Dhakirat Filastin: Fi Filastin Nudafi' 'An Mustaqbal Misr (Memory of Palestine: In Palestine We Defend Egypt's Future), Occasional Book Series No. 2, Cairo: Fustat Centre for Studies and Publishing, 20001. pp96
The second instalment of this salutary endeavour to keep Palestine alive as the Intifada rages on is divided into seven principal sections, each of which contains items loosely related to that section's title. The first section, for example, entitled "The Memory of Olives," includes articles on a variety of topics, with Soliman Natour writing on "Memory," an interview with Ismail Sabri Abdullah on "the future of Egypt in Palestine," Abdel-Qader Yasin remembering the role of Palestine in Nasser's politics, Zeinab Khier looking at February as a crucial month in the history of Palestine, and Mustafa El-Husseini relating the 1987 Intifada to the current Al-Aqsa Intifada.
Mufakahat Al-Khillan fi Rihlat Al-Yaban (Laughing with the Fellows on the Way to Japan), Youssef El-Qa'id, Cairo: Dar Al-Shurouq, 2001. pp317
This book is a record of a month's stay in Japan in 1993 by Egyptian novelist Youssef El-Qa'id. Invited by the Japan Foundation to spend a month in the country touring Japan's cities and countryside, El-Qa'id places the accent on the advanced state of Japanese industry and the differences between Japanese culture and the rural Egyptian culture in which he grew up. Inexplicably, the book has apparently languished unpublished since 1995, when, according to the "Introduction," El-Qa'id completed it.

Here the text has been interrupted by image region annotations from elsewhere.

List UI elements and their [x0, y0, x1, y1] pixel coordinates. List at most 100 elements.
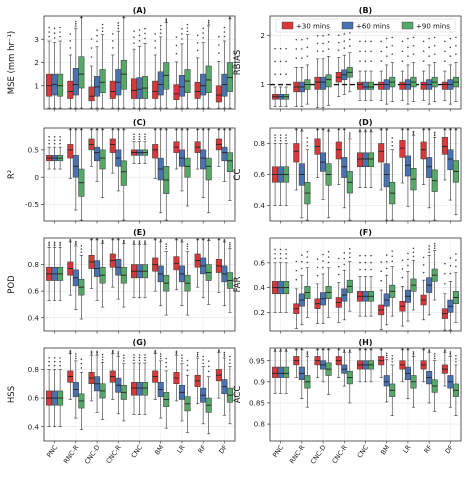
outlier-point: [444, 349, 446, 351]
outlier-point: [96, 351, 98, 354]
outlier-point: [207, 365, 210, 368]
outlier-point: [223, 128, 226, 130]
outlier-point: [96, 29, 98, 31]
outlier-point: [80, 248, 83, 250]
outlier-point: [433, 131, 436, 134]
outlier-point: [59, 139, 61, 142]
outlier-point: [391, 358, 394, 360]
outlier-point: [101, 356, 104, 358]
legend-entry: +60 mins: [356, 23, 390, 31]
outlier-point: [229, 245, 231, 248]
outlier-point: [101, 353, 104, 356]
box-60mins-DF: [221, 146, 228, 162]
outlier-point: [407, 46, 409, 49]
outlier-point: [80, 128, 83, 130]
outlier-point: [306, 144, 309, 147]
outlier-point: [337, 49, 340, 51]
outlier-point: [337, 257, 340, 260]
outlier-point: [412, 251, 415, 254]
box-60mins-DF: [221, 73, 228, 97]
outlier-point: [322, 266, 324, 269]
outlier-point: [59, 243, 61, 245]
outlier-point: [122, 354, 125, 357]
outlier-point: [229, 242, 231, 244]
outlier-point: [380, 50, 383, 53]
outlier-point: [101, 358, 104, 361]
outlier-point: [207, 19, 210, 22]
outlier-point: [144, 242, 146, 245]
outlier-point: [122, 357, 125, 359]
outlier-point: [196, 34, 199, 37]
outlier-point: [117, 27, 120, 30]
outlier-point: [96, 34, 98, 37]
outlier-point: [196, 353, 199, 356]
box-30mins-CNC: [130, 382, 137, 396]
outlier-point: [316, 50, 319, 52]
outlier-point: [223, 35, 226, 38]
x-tick-label: RF: [197, 443, 208, 455]
box-30mins-RNC-R: [67, 144, 74, 159]
outlier-point: [285, 139, 287, 142]
outlier-point: [370, 60, 372, 62]
outlier-point: [359, 40, 361, 43]
box-30mins-RNC-R: [293, 143, 300, 163]
outlier-point: [316, 34, 319, 37]
outlier-point: [295, 260, 298, 263]
outlier-point: [322, 348, 324, 350]
outlier-point: [154, 40, 157, 42]
outlier-point: [449, 46, 452, 49]
outlier-point: [133, 356, 135, 359]
outlier-point: [370, 128, 372, 131]
outlier-point: [316, 128, 319, 130]
outlier-point: [101, 23, 104, 26]
outlier-point: [90, 353, 93, 355]
outlier-point: [306, 37, 309, 40]
outlier-point: [327, 348, 330, 350]
outlier-point: [322, 34, 324, 37]
outlier-point: [186, 248, 189, 250]
outlier-point: [301, 38, 303, 41]
outlier-point: [279, 253, 282, 255]
outlier-point: [327, 48, 330, 50]
panel-label: (E): [133, 228, 146, 237]
outlier-point: [144, 27, 146, 30]
outlier-point: [117, 128, 120, 130]
outlier-point: [285, 348, 287, 351]
outlier-point: [455, 361, 457, 363]
box-90mins-CNC: [142, 382, 149, 396]
outlier-point: [428, 37, 430, 40]
outlier-point: [223, 355, 226, 358]
outlier-point: [175, 238, 178, 240]
outlier-point: [327, 261, 330, 264]
outlier-point: [301, 128, 303, 131]
outlier-point: [80, 358, 83, 360]
outlier-point: [279, 248, 282, 251]
box-60mins-CNC: [136, 382, 143, 396]
box-90mins-CNC-R: [120, 59, 127, 90]
outlier-point: [412, 255, 415, 258]
outlier-point: [444, 128, 446, 130]
outlier-point: [295, 278, 298, 281]
outlier-point: [285, 248, 287, 251]
y-tick-label: 0.8: [28, 260, 40, 269]
outlier-point: [449, 264, 452, 267]
outlier-point: [159, 355, 162, 358]
outlier-point: [59, 357, 61, 359]
outlier-point: [175, 353, 178, 355]
outlier-point: [133, 42, 135, 44]
outlier-point: [279, 134, 282, 136]
outlier-point: [444, 282, 446, 285]
outlier-point: [407, 348, 409, 350]
outlier-point: [122, 360, 125, 362]
outlier-point: [401, 268, 404, 270]
outlier-point: [274, 253, 276, 255]
panel-label: (G): [133, 338, 147, 347]
outlier-point: [444, 272, 446, 275]
outlier-point: [391, 250, 394, 252]
legend-swatch: [401, 21, 414, 30]
box-90mins-LR: [184, 157, 191, 178]
y-tick-label: 0.6: [254, 258, 266, 267]
panel-c: -0.5 0 0.5 R² (C): [7, 118, 236, 224]
outlier-point: [322, 42, 324, 45]
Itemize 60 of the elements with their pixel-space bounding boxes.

Fi Sabah Jamil Kahadha (On a Beautiful Morning such as this), Farid Abu-Se'da, Cairo: General Egyptian Book Organization, 2001. pp158
The 21 poems making up this volume of poetry by Farid Abu- Se'da have been selected from five collections published between 1995 and 1997, and according to the poet they have been chosen to reflect the essential features of his style. Thus far, Abu-Se'da has published eight collections of poetry, as well as three plays, in all of which he had shown a desire to invoke, and then to subvert, past poetic traditions.
Min Al-Tadakhul ila Al-Tafa'ul Al-Hadari, (From Sociocultural Interference to Cross-cultural Interaction), Magdi Youssef, Cairo: Al-Hilal Book, Dar Al-Hilal, 2001. pp391
This valuable book, published by the prestigious monthly books series of Dar Al-Hilal Publishing House, and written by the renowned culture critic Magdi Youssef, deals with the challenges globalisation posits for Third World countries. The main concern of the book is how people of the Third World could be not merely consumers of knowledge but also producers. It is divided into three sections; the first dealing with theoretical approaches to the dialectics of the self and the other in the present time, the second attempts an application of the theory elaborated in the first section on selected works of literature and art. The final section engages in critical debates with a number of well-known figures in Arab culture.